The first year in The Overpopulation Project ends after much activity and with clever work by all team members – We now look forward to 2019!

by Philip Cafaro and Frank Götmark

2018 has been an exciting year at The Overpopulation Project (TOP). Highlights included our overpopulation conference in Stockholm in June, the many blog texts showing that much good research and outreach exist on population matters, the publication of “Aging Human Populations: Good for Us, Good for the Earth” in October, and the Working Paper on current and future EU populations in December. As the year winds to a close, we would like to express our gratitude to those who have made this work possible.

First of all, special thanks to our two assisting researchers, Patrícia Dérer and Jenna Dodson, for their sharp intellects and good ideas, strong work ethics, and for fertilizing our old brains with their new ideas and perspectives. In addition, without them, we would not have had such a good TOP website – many people have commented that they appreciate that such a website now exists (and such a project, of course).

Thanks to our senior mentors Karl-Erik Norrman, Carl Wahren and Robert Gillespie, for project guidance informed by their long years of work on population issues; to TOP associated researchers Jane O’Sullivan and Karin Kuhlemann, for their collegiality and valuable contributions to the project; and to Masters students Addison Phillips and Ann-Marie Ljungberg for writing timely and excellent population-focused Masters theses under our direction.

A special thank for the generous financial support from the Global Challenges Foundation which has made TOP’s work possible; and to our home institutions, Colorado State University and the University of Gothenburg, for ongoing support.

Thanks, too, to TOP’s guest bloggers for their excellent and informative contributions over the past year: Rob Harding, Alisha Graves, Trevor Hedberg, Peter Matanle, Richard Grossman, Jane O’Sullivan and Jan van Weeren.

We are inspired by the land that we live on, the wildlife and the wonderful creatures we share the land with, not least the birds, for unfailing inspiration and for reminding us why our work is so important – given the present fate of wildlife, as humanity expands too much.

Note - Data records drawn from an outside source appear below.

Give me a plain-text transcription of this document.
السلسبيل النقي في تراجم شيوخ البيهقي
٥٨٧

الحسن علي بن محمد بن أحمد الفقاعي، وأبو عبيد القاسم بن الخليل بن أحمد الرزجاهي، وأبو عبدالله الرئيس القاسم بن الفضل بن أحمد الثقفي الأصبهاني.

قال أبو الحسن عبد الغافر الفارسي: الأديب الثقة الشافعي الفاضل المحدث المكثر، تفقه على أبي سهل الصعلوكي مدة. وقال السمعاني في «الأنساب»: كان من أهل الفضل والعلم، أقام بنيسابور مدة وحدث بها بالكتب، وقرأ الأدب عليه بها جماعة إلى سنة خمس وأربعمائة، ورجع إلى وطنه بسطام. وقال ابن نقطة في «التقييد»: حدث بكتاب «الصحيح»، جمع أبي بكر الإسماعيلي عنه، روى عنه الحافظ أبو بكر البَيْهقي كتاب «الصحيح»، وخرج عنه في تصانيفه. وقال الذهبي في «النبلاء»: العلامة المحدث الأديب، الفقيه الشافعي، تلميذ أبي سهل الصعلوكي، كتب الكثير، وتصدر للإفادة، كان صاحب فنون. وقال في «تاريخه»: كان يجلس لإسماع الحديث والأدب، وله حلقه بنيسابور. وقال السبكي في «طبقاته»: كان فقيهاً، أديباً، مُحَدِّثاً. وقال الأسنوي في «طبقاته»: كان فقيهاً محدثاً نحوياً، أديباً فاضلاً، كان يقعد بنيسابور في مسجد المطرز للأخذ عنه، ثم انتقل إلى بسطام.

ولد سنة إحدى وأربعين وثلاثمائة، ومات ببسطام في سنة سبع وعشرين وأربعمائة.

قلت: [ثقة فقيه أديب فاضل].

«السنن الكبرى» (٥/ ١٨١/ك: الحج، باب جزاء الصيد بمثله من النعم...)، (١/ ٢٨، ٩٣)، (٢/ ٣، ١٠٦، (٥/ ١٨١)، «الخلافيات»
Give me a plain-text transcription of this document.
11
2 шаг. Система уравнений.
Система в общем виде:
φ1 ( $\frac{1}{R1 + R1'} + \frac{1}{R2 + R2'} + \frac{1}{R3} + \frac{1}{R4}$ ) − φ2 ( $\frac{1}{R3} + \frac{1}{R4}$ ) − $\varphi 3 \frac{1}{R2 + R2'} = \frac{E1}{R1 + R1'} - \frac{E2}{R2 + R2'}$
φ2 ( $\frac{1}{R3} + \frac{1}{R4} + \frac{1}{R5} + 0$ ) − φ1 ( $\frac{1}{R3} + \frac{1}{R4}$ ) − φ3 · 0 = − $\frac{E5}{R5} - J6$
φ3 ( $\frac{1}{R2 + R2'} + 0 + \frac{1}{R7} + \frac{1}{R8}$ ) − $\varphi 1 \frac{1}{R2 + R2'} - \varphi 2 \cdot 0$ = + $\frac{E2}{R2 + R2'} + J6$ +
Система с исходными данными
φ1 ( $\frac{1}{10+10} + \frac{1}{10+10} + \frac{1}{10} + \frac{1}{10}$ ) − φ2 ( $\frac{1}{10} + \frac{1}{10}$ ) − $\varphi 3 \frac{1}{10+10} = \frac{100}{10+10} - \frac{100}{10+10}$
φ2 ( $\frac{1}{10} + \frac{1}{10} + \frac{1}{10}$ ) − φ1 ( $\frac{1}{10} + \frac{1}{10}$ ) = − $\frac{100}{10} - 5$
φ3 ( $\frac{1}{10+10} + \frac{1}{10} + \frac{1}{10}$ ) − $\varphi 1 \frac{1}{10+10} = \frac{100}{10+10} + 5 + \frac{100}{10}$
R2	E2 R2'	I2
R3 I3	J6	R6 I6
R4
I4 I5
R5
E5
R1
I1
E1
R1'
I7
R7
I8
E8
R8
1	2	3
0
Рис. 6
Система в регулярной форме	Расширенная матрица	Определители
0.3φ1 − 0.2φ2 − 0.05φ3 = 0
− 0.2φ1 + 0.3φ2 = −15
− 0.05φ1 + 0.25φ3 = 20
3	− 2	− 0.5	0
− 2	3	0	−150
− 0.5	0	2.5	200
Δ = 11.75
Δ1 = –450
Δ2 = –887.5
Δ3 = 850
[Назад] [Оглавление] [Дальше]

Finally, thanks to you, our readers – and all people who have expressed support and sent valuable comments. We are grateful for your attention to TOP’s work and for sharing your views with us in so many thoughtful communications over the past year. To some of you we will come back to – time has not allowed feedback to all. We wish you best of luck in the New Year, in your own lives and work! Stay in touch, and respond to us whenever you feel it is motivated.

Finally, a note on generations, to remind our readers and scientists in the field:

Aging population is not a problem – it has meant a longer, more healthy life for many people, is linked to falling fertility in many countries, and potentially less crowded countries in the future.

Happy old

But in our experience, most people with good insights about overpopulation are old. New students and young researchers are needed. We are grateful for having recruited, and for working with our young assisting researchers in The Overpopulation Project, Patrícia Dérer and Jenna Dodson (below). More such young researchers are needed – more grants, more supervision, and more encouragement to young people interested in overpopulation research and outreach!

Do you want to learn more about the solutions for overpopulation and actions towards sustainability? What actions we need to take on individual, community, national and global level? Check out the Overpopulation Project’s list of solutions!

3 thoughts on “The first year in The Overpopulation Project ends after much activity and with clever work by all team members – We now look forward to 2019!

  1. I argue that an important (perhaps the most important) driver for population growth is the ambition of the local politicians to get a growing city/community. There seems to exist little information of the more detailed character and possible contra-measures on that. I know that you do not want to include that aspect, but I wonder if you can advice the most relevant literature available on the web? I may do more studies and interactions of my own city (Umeå) http://downto2100.blogspot.com/ where I can observe in detail and talk to some players how it works.

  2. Regarding Dag Lindgren’s comment, “I argue that an important (perhaps the most important) driver for population growth is the ambition of the local politicians to get a growing city/community;’ In 2006, during the Q & A session of a presentation promoting my book, “The Population Fix,” an attendee introduced himself as “a municipal consultant throughout the US Pacific Northwest”. He then said, “I have never met a mayor of a small town who didn’t want to be mayor of a large town, the mayor of a large town who didn’t want to be mayor of a small city, or the mayor of a small city who didn’t want to be mayor of a large city.” That certainly seems to support Dag’s argument. As for what can be done about it? Possibly shine more light on it–LOTS more light. And the same for the business always wanting more customers and media always wanting more readers, listeners, and viewers. Let’s shine more light on their interests conflicting with the greater good. Edward C. Hartman

    1. You write about local politicians as a driving force for population growth: “what can be done about it? Possibly shine more light on it–LOTS more light.”. Question: Can you give references after 2006 which try? Are there now studies in spite of the great needs you point at? Am I really a pioneer? Cant “overpopulation project” stimulate studies which shine more light on the issue?